On more of a deep dive....
Looks like
Akkermansia muciniphila is ubiquitous in humans (and other mammals) with a good amount of strain diversity between individuals. Levels of the bug vary enormously in a diet dependent way. As in, those eating low-fiber, low carb diets have a 100+ fold lower incidence of
A. muciniphila (missed in early assays of lower sensitivity). Since it appears having healthy gut epithelium (and thus a healthy gut-blood barrier) requires cross-feeding between the bug and your epithelial cells, folks with those low-fiber/low-carb diets have 'leaky gut' and associated systemic inflammation markers. That also shade into things like arthritis, and MS. And of course, Crohns, IBS, etc.
Cross-feeding: the epithelial cells lining your gut EAT SCFAs, and excrete mucin protein (mucus) as a physical barrier.
A. muciniphila binds and eats mucin (slowly) and excrete SCFAs that feed your cells AND other bacteria in their community, which convert these to still more molecules symbiotically. The presence of
A. muciniphila upregulates mucus production significantly.
A. muciniphila is the foundation.
The solution is simple: fiber. Specifically, the kinds of fiber that your microbiome can digest, like fructans (poly-frucose) like inulin (in chicory root) and 'resistant starch' (RS) which is starch (poly-glucose) that is not digested by our GI due to its physical density and/or branching molecular structure. Resistant starch is found in everything, but is esp high in beans, green bananas, cashews, and potatoes (that have been chilled after cooking). Just feeding inulin OR RS to folks in modest amounts is enough to bloom their
A. muciniphila to healthy levels. This bloom coincides with all the magic ... high SCFAs (maybe serotonin and dopamine too?), reduced inflammation, reduced insulin tolerance, reduced bloodstream entero-toxins (from gut leakage), reduced IBS flares, you name it.
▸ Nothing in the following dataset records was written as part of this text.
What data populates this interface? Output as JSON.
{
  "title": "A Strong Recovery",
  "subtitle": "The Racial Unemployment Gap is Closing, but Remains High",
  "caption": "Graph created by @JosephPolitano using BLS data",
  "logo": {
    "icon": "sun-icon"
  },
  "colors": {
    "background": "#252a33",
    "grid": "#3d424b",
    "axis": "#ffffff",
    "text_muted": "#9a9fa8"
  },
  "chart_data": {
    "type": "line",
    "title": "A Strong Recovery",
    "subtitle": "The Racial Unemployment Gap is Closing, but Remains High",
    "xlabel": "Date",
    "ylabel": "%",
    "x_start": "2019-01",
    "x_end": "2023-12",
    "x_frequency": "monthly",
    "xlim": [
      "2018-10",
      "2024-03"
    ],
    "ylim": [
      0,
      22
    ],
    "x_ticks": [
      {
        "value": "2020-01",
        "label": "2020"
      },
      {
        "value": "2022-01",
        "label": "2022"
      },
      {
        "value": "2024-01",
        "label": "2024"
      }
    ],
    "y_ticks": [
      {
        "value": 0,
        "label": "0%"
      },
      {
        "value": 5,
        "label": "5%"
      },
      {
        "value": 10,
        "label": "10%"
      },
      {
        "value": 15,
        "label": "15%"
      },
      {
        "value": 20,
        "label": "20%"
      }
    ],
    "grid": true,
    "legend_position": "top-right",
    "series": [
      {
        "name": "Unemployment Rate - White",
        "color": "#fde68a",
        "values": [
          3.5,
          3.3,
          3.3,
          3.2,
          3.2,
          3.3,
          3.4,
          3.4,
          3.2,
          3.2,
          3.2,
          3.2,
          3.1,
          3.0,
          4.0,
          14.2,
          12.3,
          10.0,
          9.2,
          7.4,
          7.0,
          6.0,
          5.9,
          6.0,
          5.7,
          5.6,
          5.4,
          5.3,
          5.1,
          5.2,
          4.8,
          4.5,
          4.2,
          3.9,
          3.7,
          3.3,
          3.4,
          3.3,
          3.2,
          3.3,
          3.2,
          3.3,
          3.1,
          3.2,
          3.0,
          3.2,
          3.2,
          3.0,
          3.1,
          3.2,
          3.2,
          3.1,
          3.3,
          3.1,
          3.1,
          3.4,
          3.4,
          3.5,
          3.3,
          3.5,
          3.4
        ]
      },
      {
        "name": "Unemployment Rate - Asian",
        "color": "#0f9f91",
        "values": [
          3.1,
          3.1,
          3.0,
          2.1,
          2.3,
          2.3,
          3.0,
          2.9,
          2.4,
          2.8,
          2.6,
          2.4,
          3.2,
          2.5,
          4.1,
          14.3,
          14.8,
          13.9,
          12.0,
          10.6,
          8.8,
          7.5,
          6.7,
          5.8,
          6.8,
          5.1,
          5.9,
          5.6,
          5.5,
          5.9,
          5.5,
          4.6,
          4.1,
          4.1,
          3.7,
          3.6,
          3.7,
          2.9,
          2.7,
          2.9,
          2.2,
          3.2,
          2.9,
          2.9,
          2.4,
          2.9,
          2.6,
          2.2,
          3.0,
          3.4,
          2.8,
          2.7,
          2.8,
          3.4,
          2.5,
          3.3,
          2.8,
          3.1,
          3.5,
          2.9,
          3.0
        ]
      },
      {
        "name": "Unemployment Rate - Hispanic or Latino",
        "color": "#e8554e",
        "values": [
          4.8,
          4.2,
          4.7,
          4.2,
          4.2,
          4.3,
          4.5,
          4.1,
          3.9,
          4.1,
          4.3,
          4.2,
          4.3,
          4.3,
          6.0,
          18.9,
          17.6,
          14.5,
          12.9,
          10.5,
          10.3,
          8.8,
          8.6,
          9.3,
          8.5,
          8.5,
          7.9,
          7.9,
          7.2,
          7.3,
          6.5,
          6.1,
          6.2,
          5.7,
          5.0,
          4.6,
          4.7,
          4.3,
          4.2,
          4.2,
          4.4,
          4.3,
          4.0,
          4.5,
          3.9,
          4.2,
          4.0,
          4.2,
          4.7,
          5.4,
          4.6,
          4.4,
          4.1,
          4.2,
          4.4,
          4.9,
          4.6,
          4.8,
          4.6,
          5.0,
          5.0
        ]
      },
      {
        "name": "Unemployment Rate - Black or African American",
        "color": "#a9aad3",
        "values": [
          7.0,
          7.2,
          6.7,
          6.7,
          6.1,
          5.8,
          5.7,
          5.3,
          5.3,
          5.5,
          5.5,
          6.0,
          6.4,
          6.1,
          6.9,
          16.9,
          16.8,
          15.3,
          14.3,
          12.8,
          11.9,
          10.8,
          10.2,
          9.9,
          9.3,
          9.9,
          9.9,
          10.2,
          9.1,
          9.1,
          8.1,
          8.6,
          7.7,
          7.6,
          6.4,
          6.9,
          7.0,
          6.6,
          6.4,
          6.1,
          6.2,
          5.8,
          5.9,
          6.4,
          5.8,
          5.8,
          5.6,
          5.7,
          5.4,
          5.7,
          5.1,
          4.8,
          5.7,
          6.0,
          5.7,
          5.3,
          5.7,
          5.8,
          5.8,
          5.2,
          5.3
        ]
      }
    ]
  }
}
My youngest always had GI issues, and started eating green bananas regularly years ago... and has had few complaints since. LOL.
So, I didn't get my beans in for a few days... and got gassy. Maybe my happy bugs were mad bc they didn't get their resistant starch. Solution: eat my beans. The
A. muciniphila probiotics I bought are probably useless... too small a dose, and I probably already have the bugs. I will take them anyway.
Having done a deep dive on WFPB diets for the last several months, I think this single aspect (
A. muciniphila) could be at the root of much of the benefits of the diet for inflammation and mood, including perhaps
@Poindexter 's effects. The same bugs have their tentacles in lipid metabolism as well, so could also contribute to cardiovascular benes (which are mostly from reduction is saturated fats and dietary cholesterol).